The death of newspapering as a viable economic and social medium is increasingly being foretold even by its practitioners. What do the gatekeepers of the journalism’s largest platform offer at their annual convention in the face of this bleak future? Bromides, blinders and an oddly self-abusing submission to speeches from politicians who disdain, abuse and manipulate the very press these editors are charged with preserving.

Ex CNN-er Rebecca MacKinnon in Nieman Reports (it’s a pdf) on the pitiful state of television news:

Early last year, my CNN boss told me that my expertise on Northeast Asia (China, Japan and Korea) was “getting in the way” of doing the kind of stories that its U.S. network wants to put on air. I was told to cover my region more from the perspective of a tourist, rather than from the perspective of somebody who has spent her entire adult life living and working in that region. I was told my stories would be better if I wrote my scripts before I did my interviews.

From a Reuters account of the Current announcement:

Google did not disclose the terms of the deal. [Google co-founder Sergey] Brin said the company is providing specialized data from its Zeitgeist service, which tracks search patterns and trends.

Gore, who lost the 2000 election in a bitter contest with current President Bush, seemed to have put politics behind him, insisting the channel would not be a liberal pulpit.

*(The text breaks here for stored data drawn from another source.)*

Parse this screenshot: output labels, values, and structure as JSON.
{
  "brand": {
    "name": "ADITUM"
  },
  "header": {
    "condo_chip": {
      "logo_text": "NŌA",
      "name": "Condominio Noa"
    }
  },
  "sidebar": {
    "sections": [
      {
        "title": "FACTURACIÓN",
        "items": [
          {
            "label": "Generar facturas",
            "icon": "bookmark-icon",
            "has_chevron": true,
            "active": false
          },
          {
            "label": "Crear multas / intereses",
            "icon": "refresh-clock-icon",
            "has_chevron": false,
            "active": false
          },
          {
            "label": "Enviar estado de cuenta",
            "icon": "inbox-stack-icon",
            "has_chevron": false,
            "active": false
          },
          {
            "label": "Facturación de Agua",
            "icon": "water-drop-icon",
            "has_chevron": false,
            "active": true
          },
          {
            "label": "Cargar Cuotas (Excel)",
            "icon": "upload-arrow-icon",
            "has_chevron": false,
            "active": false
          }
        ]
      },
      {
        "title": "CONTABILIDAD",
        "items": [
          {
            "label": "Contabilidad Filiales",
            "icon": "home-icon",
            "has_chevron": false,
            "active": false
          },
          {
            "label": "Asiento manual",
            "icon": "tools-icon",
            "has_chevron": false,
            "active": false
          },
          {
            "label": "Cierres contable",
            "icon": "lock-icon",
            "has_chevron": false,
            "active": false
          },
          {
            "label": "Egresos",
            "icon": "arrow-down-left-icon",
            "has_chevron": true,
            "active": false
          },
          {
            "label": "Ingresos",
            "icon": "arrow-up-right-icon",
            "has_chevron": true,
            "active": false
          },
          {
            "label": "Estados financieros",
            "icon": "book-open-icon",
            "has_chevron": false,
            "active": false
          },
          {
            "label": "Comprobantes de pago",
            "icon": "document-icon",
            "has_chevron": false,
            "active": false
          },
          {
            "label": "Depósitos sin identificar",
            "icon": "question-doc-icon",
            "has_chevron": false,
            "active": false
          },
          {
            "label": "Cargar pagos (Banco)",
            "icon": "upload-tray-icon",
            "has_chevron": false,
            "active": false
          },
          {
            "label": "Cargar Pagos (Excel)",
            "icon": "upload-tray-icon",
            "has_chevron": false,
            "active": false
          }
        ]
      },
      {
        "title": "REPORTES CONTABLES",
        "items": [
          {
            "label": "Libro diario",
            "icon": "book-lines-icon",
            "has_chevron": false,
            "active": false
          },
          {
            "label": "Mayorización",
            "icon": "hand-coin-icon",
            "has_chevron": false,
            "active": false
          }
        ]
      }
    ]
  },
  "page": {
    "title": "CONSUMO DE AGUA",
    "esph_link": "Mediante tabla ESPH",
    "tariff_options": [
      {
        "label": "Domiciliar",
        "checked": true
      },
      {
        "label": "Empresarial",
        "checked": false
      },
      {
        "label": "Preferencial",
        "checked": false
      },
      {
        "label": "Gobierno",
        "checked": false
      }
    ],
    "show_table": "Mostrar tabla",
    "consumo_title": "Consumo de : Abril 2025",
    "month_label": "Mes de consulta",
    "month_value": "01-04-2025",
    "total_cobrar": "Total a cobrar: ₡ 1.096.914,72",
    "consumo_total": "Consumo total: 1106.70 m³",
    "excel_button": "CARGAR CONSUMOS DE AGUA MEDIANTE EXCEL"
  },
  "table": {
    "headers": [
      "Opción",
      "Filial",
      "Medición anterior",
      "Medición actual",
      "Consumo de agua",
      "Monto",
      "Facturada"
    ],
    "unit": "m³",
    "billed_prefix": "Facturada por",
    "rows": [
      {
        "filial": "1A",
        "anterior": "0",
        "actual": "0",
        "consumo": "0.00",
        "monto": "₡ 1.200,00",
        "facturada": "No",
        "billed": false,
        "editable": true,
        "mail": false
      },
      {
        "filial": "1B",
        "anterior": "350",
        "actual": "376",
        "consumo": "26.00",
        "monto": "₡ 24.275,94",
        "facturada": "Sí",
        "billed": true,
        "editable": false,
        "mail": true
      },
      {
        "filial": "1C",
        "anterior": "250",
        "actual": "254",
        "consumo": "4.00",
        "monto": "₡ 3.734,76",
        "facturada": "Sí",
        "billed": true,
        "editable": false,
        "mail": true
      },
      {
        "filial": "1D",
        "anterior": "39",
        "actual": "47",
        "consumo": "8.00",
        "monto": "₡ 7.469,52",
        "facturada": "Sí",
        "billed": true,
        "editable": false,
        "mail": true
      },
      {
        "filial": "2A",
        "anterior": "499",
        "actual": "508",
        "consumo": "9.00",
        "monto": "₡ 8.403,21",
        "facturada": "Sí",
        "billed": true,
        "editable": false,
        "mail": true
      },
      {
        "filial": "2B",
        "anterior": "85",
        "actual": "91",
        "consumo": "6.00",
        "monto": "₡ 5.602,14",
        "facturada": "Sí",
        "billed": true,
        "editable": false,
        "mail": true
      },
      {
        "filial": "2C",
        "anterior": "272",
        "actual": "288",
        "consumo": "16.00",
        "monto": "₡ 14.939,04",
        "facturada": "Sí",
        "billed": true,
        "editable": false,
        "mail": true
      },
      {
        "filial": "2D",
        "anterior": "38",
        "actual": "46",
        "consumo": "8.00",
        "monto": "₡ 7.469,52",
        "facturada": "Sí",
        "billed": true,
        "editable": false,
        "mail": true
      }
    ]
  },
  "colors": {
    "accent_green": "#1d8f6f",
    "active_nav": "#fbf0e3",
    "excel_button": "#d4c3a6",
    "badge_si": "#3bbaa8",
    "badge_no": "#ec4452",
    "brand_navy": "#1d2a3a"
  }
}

“We have no intention of being a Democratic channel, a liberal channel, or a TV version of Air America, that’s not what we’re all about,” he said, referring to the liberal radio network.

Hmmmmm.

From the San Francisco Chronicle’s coverage:

“Those who are using the Internet are often watching TV at the same time, ” said the former vice president, who’s chairman of the board of Current, the new independent cable venture pitched at audiences advertisers covet — people 18 to 34 years old. “Part of our objective is to connect those two experiences.”

See also CNET’s Richard Shim on the Google portion.

Mark on Media, another Canadian blog I recommend, has a fine analysis of CanWest’s strategy. If I understand where he’s going, it’s that CanWest in Vancouver is just interested in occupying all platforms for delivery of “stuff” to the young, trendy and spendy classes because it figures that the current period of confusion will not last, the smoke will clear. And when the new model emerges Can West can simply shift investment to some semi-established brand, ramp it up, rake it in. The point is to occupy news and listing delivery space, move things across platforms to get the hang of it, take whatever advertising dribbles in, and wait….Who else can afford to do that? No one. Ergo: CanWest wins, despite the crack-up of its previous model. Here’s Mark, replying to my write up of Dose magazine’s launch:

I’m more and more convinced that CanWest’s efforts to sew up the market (two paid dailies, all or part of two free dailies, internet, TV and urban and suburban community newspapers) is about securing platform. The immediate benefit is a solid grasp on a huge portion of the advertising opportunities in the region….

Longer-term, the ubiquity of platform makes it much more difficult for a Bluffton Today or Greensboro 101 type of citizen journalism endeavour to launch and threaten. The combination of platform and brand (whether it’s the Sun, the new Dose, or a community newspaper), the development of new media models (Dose’s interactive web site) and deep pockets mean CanWest can move quickly to ensure dominance in the market.

I agree with this part: “Given the huge amount of experimentation going on, we’re starting to see some vague shapes emerging from the fog of the future.”